Mr. Pollock, of the English Chamber of Commerce in Paris, got the Associated English Chambers to pass the two following resolutions in 1898:—
1. That the Foreign Office make representations to the French Government in view of obtaining that goods coming viâ an English port with a bill of lading from an English colony possessing no direct service with France, be considered as coming directly and admitted without the surtaxes on the goods in course of transit which are imposed on commodities of extra-European origin not coming through a French port.
2. That the Foreign Office arrive at an agreement with the French Government with regard to the value of certificates of origin delivered in England for France.
These propositions were certainly modest enough: the partial abolition of “surtaxes” d’entrepôt, in so far as they affected English colonies, would have been of advantage to France, since from them she gets the raw materials of her industry.

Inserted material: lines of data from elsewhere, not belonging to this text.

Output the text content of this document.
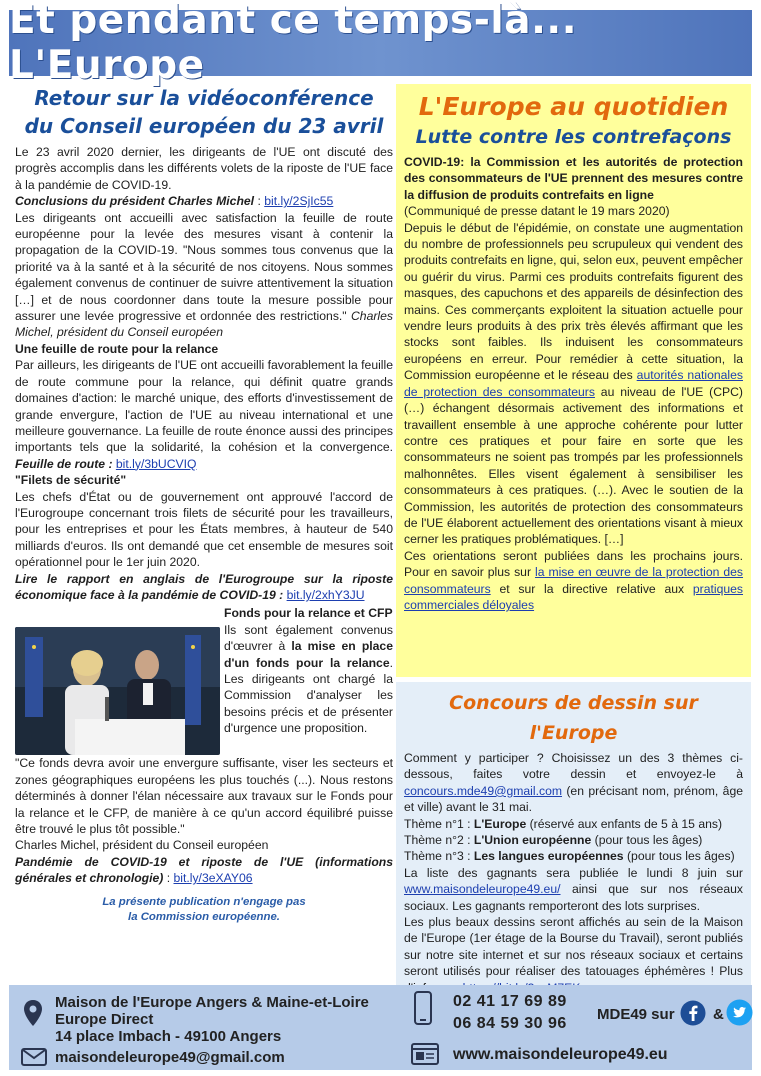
Et pendant ce temps-là... L'Europe
Retour sur la vidéoconférence
du Conseil européen du 23 avril

Le 23 avril 2020 dernier, les dirigeants de l'UE ont discuté des progrès accomplis dans les différents volets de la riposte de l'UE face à la pandémie de COVID-19.

Conclusions du président Charles Michel : bit.ly/2SjIc55

Les dirigeants ont accueilli avec satisfaction la feuille de route européenne pour la levée des mesures visant à contenir la propagation de la COVID-19. "Nous sommes tous convenus que la priorité va à la santé et à la sécurité de nos citoyens. Nous sommes également convenus de continuer de suivre attentivement la situation […] et de nous coordonner dans toute la mesure possible pour assurer une levée progressive et ordonnée des restrictions." Charles Michel, président du Conseil européen

Une feuille de route pour la relance

Par ailleurs, les dirigeants de l'UE ont accueilli favorablement la feuille de route commune pour la relance, qui définit quatre grands domaines d'action: le marché unique, des efforts d'investissement de grande envergure, l'action de l'UE au niveau international et une meilleure gouvernance. La feuille de route énonce aussi des principes importants tels que la solidarité, la cohésion et la convergence. Feuille de route : bit.ly/3bUCVIQ

"Filets de sécurité"

Les chefs d'État ou de gouvernement ont approuvé l'accord de l'Eurogroupe concernant trois filets de sécurité pour les travailleurs, pour les entreprises et pour les États membres, à hauteur de 540 milliards d'euros. Ils ont demandé que cet ensemble de mesures soit opérationnel pour le 1er juin 2020.

Lire le rapport en anglais de l'Eurogroupe sur la riposte économique face à la pandémie de COVID-19 : bit.ly/2xhY3JU

Fonds pour la relance et CFP

Ils sont également convenus d'œuvrer à la mise en place d'un fonds pour la relance. Les dirigeants ont chargé la Commission d'analyser les besoins précis et de présenter d'urgence une proposition.

"Ce fonds devra avoir une envergure suffisante, viser les secteurs et zones géographiques européens les plus touchés (...). Nous restons déterminés à donner l'élan nécessaire aux travaux sur le Fonds pour la relance et le CFP, de manière à ce qu'un accord équilibré puisse être trouvé le plus tôt possible."

Charles Michel, président du Conseil européen

Pandémie de COVID-19 et riposte de l'UE (informations générales et chronologie) : bit.ly/3eXAY06

La présente publication n'engage pas
la Commission européenne.
L'Europe au quotidien
Lutte contre les contrefaçons

COVID-19: la Commission et les autorités de protection des consommateurs de l'UE prennent des mesures contre la diffusion de produits contrefaits en ligne

(Communiqué de presse datant le 19 mars 2020)

Depuis le début de l'épidémie, on constate une augmentation du nombre de professionnels peu scrupuleux qui vendent des produits contrefaits en ligne, qui, selon eux, peuvent empêcher ou guérir du virus. Parmi ces produits contrefaits figurent des masques, des capuchons et des appareils de désinfection des mains. Ces commerçants exploitent la situation actuelle pour vendre leurs produits à des prix très élevés affirmant que les stocks sont faibles. Ils induisent les consommateurs européens en erreur. Pour remédier à cette situation, la Commission européenne et le réseau des autorités nationales de protection des consommateurs au niveau de l'UE (CPC) (…) échangent désormais activement des informations et travaillent ensemble à une approche cohérente pour lutter contre ces pratiques et pour faire en sorte que les consommateurs ne soient pas trompés par les professionnels malhonnêtes. Elles visent également à sensibiliser les consommateurs à ces pratiques. (…). Avec le soutien de la Commission, les autorités de protection des consommateurs de l'UE élaborent actuellement des orientations visant à mieux cerner les pratiques problématiques. […]

Ces orientations seront publiées dans les prochains jours. Pour en savoir plus sur la mise en œuvre de la protection des consommateurs et sur la directive relative aux pratiques commerciales déloyales

Concours de dessin sur l'Europe

Comment y participer ? Choisissez un des 3 thèmes ci-dessous, faites votre dessin et envoyez-le à concours.mde49@gmail.com (en précisant nom, prénom, âge et ville) avant le 31 mai.

Thème n°1 : L'Europe (réservé aux enfants de 5 à 15 ans)

Thème n°2 : L'Union européenne (pour tous les âges)

Thème n°3 : Les langues européennes (pour tous les âges)

La liste des gagnants sera publiée le lundi 8 juin sur www.maisondeleurope49.eu/ ainsi que sur nos réseaux sociaux. Les gagnants remporteront des lots surprises.

Les plus beaux dessins seront affichés au sein de la Maison de l'Europe (1er étage de la Bourse du Travail), seront publiés sur notre site internet et sur nos réseaux sociaux et certains seront utilisés pour réaliser des tatouages éphémères ! Plus

Maison de l'Europe Angers & Maine-et-Loire
Europe Direct
14 place Imbach - 49100 Angers
maisondeleurope49@gmail.com
02 41 17 69 89
06 84 59 30 96
www.maisondeleurope49.eu
MDE49 sur	&
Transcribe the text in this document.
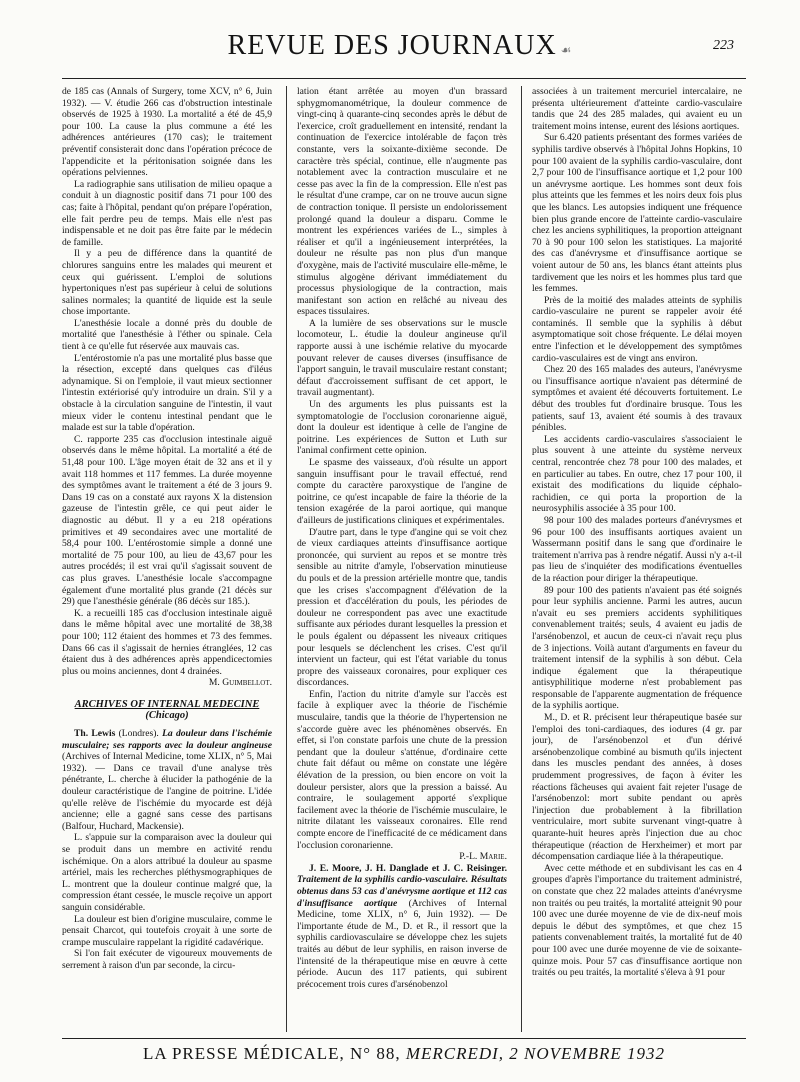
REVUE DES JOURNAUX ☙	223

de 185 cas (Annals of Surgery, tome XCV, n° 6, Juin 1932). — V. étudie 266 cas d'obstruction intestinale observés de 1925 à 1930. La mortalité a été de 45,9 pour 100. La cause la plus commune a été les adhérences antérieures (170 cas); le traitement préventif consisterait donc dans l'opération précoce de l'appendicite et la péritonisation soignée dans les opérations pelviennes.

La radiographie sans utilisation de milieu opaque a conduit à un diagnostic positif dans 71 pour 100 des cas; faite à l'hôpital, pendant qu'on prépare l'opération, elle fait perdre peu de temps. Mais elle n'est pas indispensable et ne doit pas être faite par le médecin de famille.

Il y a peu de différence dans la quantité de chlorures sanguins entre les malades qui meurent et ceux qui guérissent. L'emploi de solutions hypertoniques n'est pas supérieur à celui de solutions salines normales; la quantité de liquide est la seule chose importante.

L'anesthésie locale a donné près du double de mortalité que l'anesthésie à l'éther ou spinale. Cela tient à ce qu'elle fut réservée aux mauvais cas.

L'entérostomie n'a pas une mortalité plus basse que la résection, excepté dans quelques cas d'iléus adynamique. Si on l'emploie, il vaut mieux sectionner l'intestin extériorisé qu'y introduire un drain. S'il y a obstacle à la circulation sanguine de l'intestin, il vaut mieux vider le contenu intestinal pendant que le malade est sur la table d'opération.

C. rapporte 235 cas d'occlusion intestinale aiguë observés dans le même hôpital. La mortalité a été de 51,48 pour 100. L'âge moyen était de 32 ans et il y avait 118 hommes et 117 femmes. La durée moyenne des symptômes avant le traitement a été de 3 jours 9. Dans 19 cas on a constaté aux rayons X la distension gazeuse de l'intestin grêle, ce qui peut aider le diagnostic au début. Il y a eu 218 opérations primitives et 49 secondaires avec une mortalité de 58,4 pour 100. L'entérostomie simple a donné une mortalité de 75 pour 100, au lieu de 43,67 pour les autres procédés; il est vrai qu'il s'agissait souvent de cas plus graves. L'anesthésie locale s'accompagne également d'une mortalité plus grande (21 décès sur 29) que l'anesthésie générale (86 décès sur 185.).

K. a recueilli 185 cas d'occlusion intestinale aiguë dans le même hôpital avec une mortalité de 38,38 pour 100; 112 étaient des hommes et 73 des femmes. Dans 66 cas il s'agissait de hernies étranglées, 12 cas étaient dus à des adhérences après appendicectomies plus ou moins anciennes, dont 4 drainées.

M. Guimbellot.

ARCHIVES OF INTERNAL MEDECINE
(Chicago)

Th. Lewis (Londres). La douleur dans l'ischémie musculaire; ses rapports avec la douleur angineuse (Archives of Internal Medicine, tome XLIX, n° 5, Mai 1932). — Dans ce travail d'une analyse très pénétrante, L. cherche à élucider la pathogénie de la douleur caractéristique de l'angine de poitrine. L'idée qu'elle relève de l'ischémie du myocarde est déjà ancienne; elle a gagné sans cesse des partisans (Balfour, Huchard, Mackensie).

L. s'appuie sur la comparaison avec la douleur qui se produit dans un membre en activité rendu ischémique. On a alors attribué la douleur au spasme artériel, mais les recherches pléthysmographiques de L. montrent que la douleur continue malgré que, la compression étant cessée, le muscle reçoive un apport sanguin considérable.

La douleur est bien d'origine musculaire, comme le pensait Charcot, qui toutefois croyait à une sorte de crampe musculaire rappelant la rigidité cadavérique.

Si l'on fait exécuter de vigoureux mouvements de serrement à raison d'un par seconde, la circu-

lation étant arrêtée au moyen d'un brassard sphygmomanométrique, la douleur commence de vingt-cinq à quarante-cinq secondes après le début de l'exercice, croît graduellement en intensité, rendant la continuation de l'exercice intolérable de façon très constante, vers la soixante-dixième seconde. De caractère très spécial, continue, elle n'augmente pas notablement avec la contraction musculaire et ne cesse pas avec la fin de la compression. Elle n'est pas le résultat d'une crampe, car on ne trouve aucun signe de contraction tonique. Il persiste un endolorissement prolongé quand la douleur a disparu. Comme le montrent les expériences variées de L., simples à réaliser et qu'il a ingénieusement interprétées, la douleur ne résulte pas non plus d'un manque d'oxygène, mais de l'activité musculaire elle-même, le stimulus algogène dérivant immédiatement du processus physiologique de la contraction, mais manifestant son action en relâché au niveau des espaces tissulaires.

A la lumière de ses observations sur le muscle locomoteur, L. étudie la douleur angineuse qu'il rapporte aussi à une ischémie relative du myocarde pouvant relever de causes diverses (insuffisance de l'apport sanguin, le travail musculaire restant constant; défaut d'accroissement suffisant de cet apport, le travail augmentant).

Un des arguments les plus puissants est la symptomatologie de l'occlusion coronarienne aiguë, dont la douleur est identique à celle de l'angine de poitrine. Les expériences de Sutton et Luth sur l'animal confirment cette opinion.

Le spasme des vaisseaux, d'où résulte un apport sanguin insuffisant pour le travail effectué, rend compte du caractère paroxystique de l'angine de poitrine, ce qu'est incapable de faire la théorie de la tension exagérée de la paroi aortique, qui manque d'ailleurs de justifications cliniques et expérimentales.

D'autre part, dans le type d'angine qui se voit chez de vieux cardiaques atteints d'insuffisance aortique prononcée, qui survient au repos et se montre très sensible au nitrite d'amyle, l'observation minutieuse du pouls et de la pression artérielle montre que, tandis que les crises s'accompagnent d'élévation de la pression et d'accélération du pouls, les périodes de douleur ne correspondent pas avec une exactitude suffisante aux périodes durant lesquelles la pression et le pouls égalent ou dépassent les niveaux critiques pour lesquels se déclenchent les crises. C'est qu'il intervient un facteur, qui est l'état variable du tonus propre des vaisseaux coronaires, pour expliquer ces discordances.

Enfin, l'action du nitrite d'amyle sur l'accès est facile à expliquer avec la théorie de l'ischémie musculaire, tandis que la théorie de l'hypertension ne s'accorde guère avec les phénomènes observés. En effet, si l'on constate parfois une chute de la pression pendant que la douleur s'atténue, d'ordinaire cette chute fait défaut ou même on constate une légère élévation de la pression, ou bien encore on voit la douleur persister, alors que la pression a baissé. Au contraire, le soulagement apporté s'explique facilement avec la théorie de l'ischémie musculaire, le nitrite dilatant les vaisseaux coronaires. Elle rend compte encore de l'inefficacité de ce médicament dans l'occlusion coronarienne.

P.-L. Marie.

J. E. Moore, J. H. Danglade et J. C. Reisinger. Traitement de la syphilis cardio-vasculaire. Résultats obtenus dans 53 cas d'anévrysme aortique et 112 cas d'insuffisance aortique (Archives of Internal Medicine, tome XLIX, n° 6, Juin 1932). — De l'importante étude de M., D. et R., il ressort que la syphilis cardiovasculaire se développe chez les sujets traités au début de leur syphilis, en raison inverse de l'intensité de la thérapeutique mise en œuvre à cette période. Aucun des 117 patients, qui subirent précocement trois cures d'arsénobenzol

associées à un traitement mercuriel intercalaire, ne présenta ultérieurement d'atteinte cardio-vasculaire tandis que 24 des 285 malades, qui avaient eu un traitement moins intense, eurent des lésions aortiques.

Sur 6.420 patients présentant des formes variées de syphilis tardive observés à l'hôpital Johns Hopkins, 10 pour 100 avaient de la syphilis cardio-vasculaire, dont 2,7 pour 100 de l'insuffisance aortique et 1,2 pour 100 un anévrysme aortique. Les hommes sont deux fois plus atteints que les femmes et les noirs deux fois plus que les blancs. Les autopsies indiquent une fréquence bien plus grande encore de l'atteinte cardio-vasculaire chez les anciens syphilitiques, la proportion atteignant 70 à 90 pour 100 selon les statistiques. La majorité des cas d'anévrysme et d'insuffisance aortique se voient autour de 50 ans, les blancs étant atteints plus tardivement que les noirs et les hommes plus tard que les femmes.

Près de la moitié des malades atteints de syphilis cardio-vasculaire ne purent se rappeler avoir été contaminés. Il semble que la syphilis à début asymptomatique soit chose fréquente. Le délai moyen entre l'infection et le développement des symptômes cardio-vasculaires est de vingt ans environ.

Chez 20 des 165 malades des auteurs, l'anévrysme ou l'insuffisance aortique n'avaient pas déterminé de symptômes et avaient été découverts fortuitement. Le début des troubles fut d'ordinaire brusque. Tous les patients, sauf 13, avaient été soumis à des travaux pénibles.

Les accidents cardio-vasculaires s'associaient le plus souvent à une atteinte du système nerveux central, rencontrée chez 78 pour 100 des malades, et en particulier au tabes. En outre, chez 17 pour 100, il existait des modifications du liquide céphalo-rachidien, ce qui porta la proportion de la neurosyphilis associée à 35 pour 100.

98 pour 100 des malades porteurs d'anévrysmes et 96 pour 100 des insuffisants aortiques avaient un Wassermann positif dans le sang que d'ordinaire le traitement n'arriva pas à rendre négatif. Aussi n'y a-t-il pas lieu de s'inquiéter des modifications éventuelles de la réaction pour diriger la thérapeutique.

89 pour 100 des patients n'avaient pas été soignés pour leur syphilis ancienne. Parmi les autres, aucun n'avait eu ses premiers accidents syphilitiques convenablement traités; seuls, 4 avaient eu jadis de l'arsénobenzol, et aucun de ceux-ci n'avait reçu plus de 3 injections. Voilà autant d'arguments en faveur du traitement intensif de la syphilis à son début. Cela indique également que la thérapeutique antisyphilitique moderne n'est probablement pas responsable de l'apparente augmentation de fréquence de la syphilis aortique.

M., D. et R. précisent leur thérapeutique basée sur l'emploi des toni-cardiaques, des iodures (4 gr. par jour), de l'arsénobenzol et d'un dérivé arsénobenzolique combiné au bismuth qu'ils injectent dans les muscles pendant des années, à doses prudemment progressives, de façon à éviter les réactions fâcheuses qui avaient fait rejeter l'usage de l'arsénobenzol: mort subite pendant ou après l'injection due probablement à la fibrillation ventriculaire, mort subite survenant vingt-quatre à quarante-huit heures après l'injection due au choc thérapeutique (réaction de Herxheimer) et mort par décompensation cardiaque liée à la thérapeutique.

Avec cette méthode et en subdivisant les cas en 4 groupes d'après l'importance du traitement administré, on constate que chez 22 malades atteints d'anévrysme non traités ou peu traités, la mortalité atteignit 90 pour 100 avec une durée moyenne de vie de dix-neuf mois depuis le début des symptômes, et que chez 15 patients convenablement traités, la mortalité fut de 40 pour 100 avec une durée moyenne de vie de soixante-quinze mois. Pour 57 cas d'insuffisance aortique non traités ou peu traités, la mortalité s'éleva à 91 pour

LA PRESSE MÉDICALE, N° 88, MERCREDI, 2 NOVEMBRE 1932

Indeed, the duties had proved so inconvenient and difficult to apply that exceptions had already been made to them—e.g., in the case of Persian carpets coming through Constantinople, and goods from beyond the Caspian Sea. On Schedule D. Russian products coming through Königsberg pay no surtax; nor does Russian wood imported from Dantzig, nor Bulgarian products coming from Amsterdam and Rotterdam. And there are many other exceptions.
Why, then, keep the surtaxes at all? From the revenue point of view they hinder commercial transactions, and therefore cannot be productive. Between 1900-1904 their average yield was £62,080. There is no reason for their maintenance, every reason for their abolition. The future of free zones is bound up with their abolition. Their abolition would mean increased facility in the importation of the raw materials of industry. Finally, since they hamper the shipping industry and carrying trade of Great Britain, their abolition would enable us to negotiate with Great Britain for the reduction of the duties on wines which were raised at the time of the Transvaal war. This is my modest programme of reform. It need not alarm the terrible metal manufacturers, the even more terrible cotton kings; it does not affect the agrarians. I have no longer to face the serried ranks of the sugar-makers, masters since 1869 of a political industry; and all wine-growers ought to be on my side, since it is to their interest to extend the English market for their wines.
Summing it up in two words it is this: “After Mr. Chamberlain’s defeat at the coming election to obtain from the Liberal Government a remission of the duties on wines, or at least a reduction to what they were before the war, in return for the abolition in France of the surtaxes on extra European goods imported from a European country, and of the surtaxes on goods of European origin imported from a country other than that of origin.”